According to Massachusetts Institute of Technology (MIT), Grossman and postdoc Alexie Kolpak published their findings in Nano Letters.  The azobenzene carbon nanotubes are able to store solar energy in a stable chemical form until needed.  It also is able to store about 10,000 times more energy in the same amount of space than fulvalene diruthenium would use.

Thermo-chemical storage of solar energy uses a molecule whose structure changes when exposed to sunlight, and can remain stable in that form indefinitely. Then, when nudged by a stimulus — a catalyst, a small temperature change, a flash of light — it can quickly snap back to its other form, releasing its stored energy in a burst of heat. Grossman describes it as creating a rechargeable heat battery with a long shelf life, like a conventional battery.

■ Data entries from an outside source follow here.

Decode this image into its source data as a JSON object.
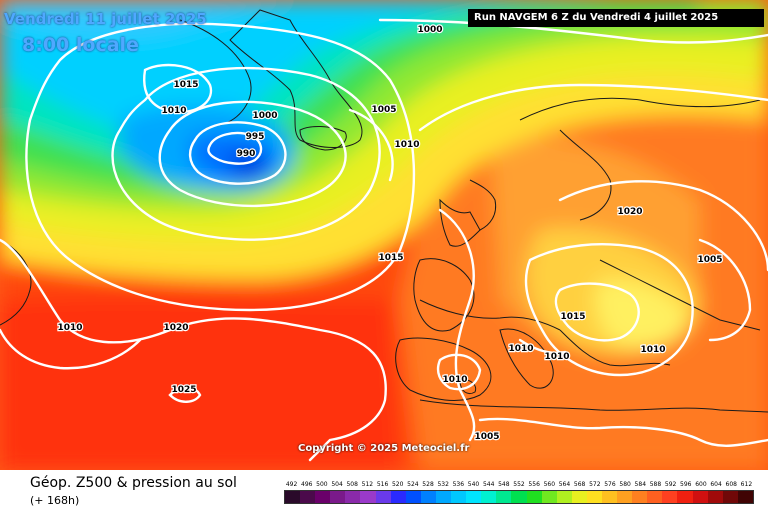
{
  "header": {
    "date": "Vendredi 11 juillet 2025",
    "time": "8:00 locale",
    "run": "Run NAVGEM 6 Z du Vendredi 4 juillet 2025"
  },
  "copyright": "Copyright © 2025 Meteociel.fr",
  "footer": {
    "product": "Géop. Z500 & pression au sol",
    "forecast": "(+ 168h)"
  },
  "isobar_labels": [
    "1000",
    "1015",
    "1010",
    "1000",
    "1005",
    "995",
    "1010",
    "990",
    "1020",
    "1015",
    "1005",
    "1010",
    "1020",
    "1015",
    "1010",
    "1010",
    "1010",
    "1025",
    "1010",
    "1005"
  ],
  "scale": {
    "labels": [
      "492",
      "496",
      "500",
      "504",
      "508",
      "512",
      "516",
      "520",
      "524",
      "528",
      "532",
      "536",
      "540",
      "544",
      "548",
      "552",
      "556",
      "560",
      "564",
      "568",
      "572",
      "576",
      "580",
      "584",
      "588",
      "592",
      "596",
      "600",
      "604",
      "608",
      "612"
    ],
    "colors": [
      "#2a0a2a",
      "#4b0a4b",
      "#6a006a",
      "#7a1a8a",
      "#8a2aaa",
      "#9a3aca",
      "#6a3aea",
      "#2a2aff",
      "#0050ff",
      "#0080ff",
      "#00a8ff",
      "#00c8ff",
      "#00e4ff",
      "#00f0d0",
      "#00e890",
      "#00e050",
      "#20e020",
      "#70e820",
      "#b0f020",
      "#e8f020",
      "#ffe020",
      "#ffc020",
      "#ffa020",
      "#ff8020",
      "#ff6020",
      "#ff4020",
      "#f02010",
      "#d01010",
      "#a00a0a",
      "#700808",
      "#400404"
    ]
  }
}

Another positive aspect of the azobenzene carbon nanotubes is that they can work as both a solar energy harvester and a storage system, a one step process.  Unfortunately, if you want to turn the energy into electricity and not heat, you have to add another step to the system.   You can either use the heat to produce steam to run a generator or you have to use a “thermoelectric device”.

Grossman and Kopak’s discovery is more than just finding that carbon nanotubes and azobenzene will work well for solar energy storage, they developed a concept that can be used to turn other materials into chemical energy storage batteries.  Some of those materials have been synthesized by other scientists.

In order for solar thermal storage to work, the proper energy barrier has to be found.  The energy barrier has to provide enough of a block to allow long term storage while also allowing an easy method for release of the energy in the right amount at the right time.  As ‘Grossman says, “The barrier has to be optimized.”’

The search for new materials is underway.  While the current azobenzene carbon nanotubes are a breakthrough, there may be better materials for solar thermal batteries or for use with other types of chemical energy storage and unless they keep looking, they will never know.  Who knows they may come up with storage that doesn’t require a thermoelectric device to turn it into electricity.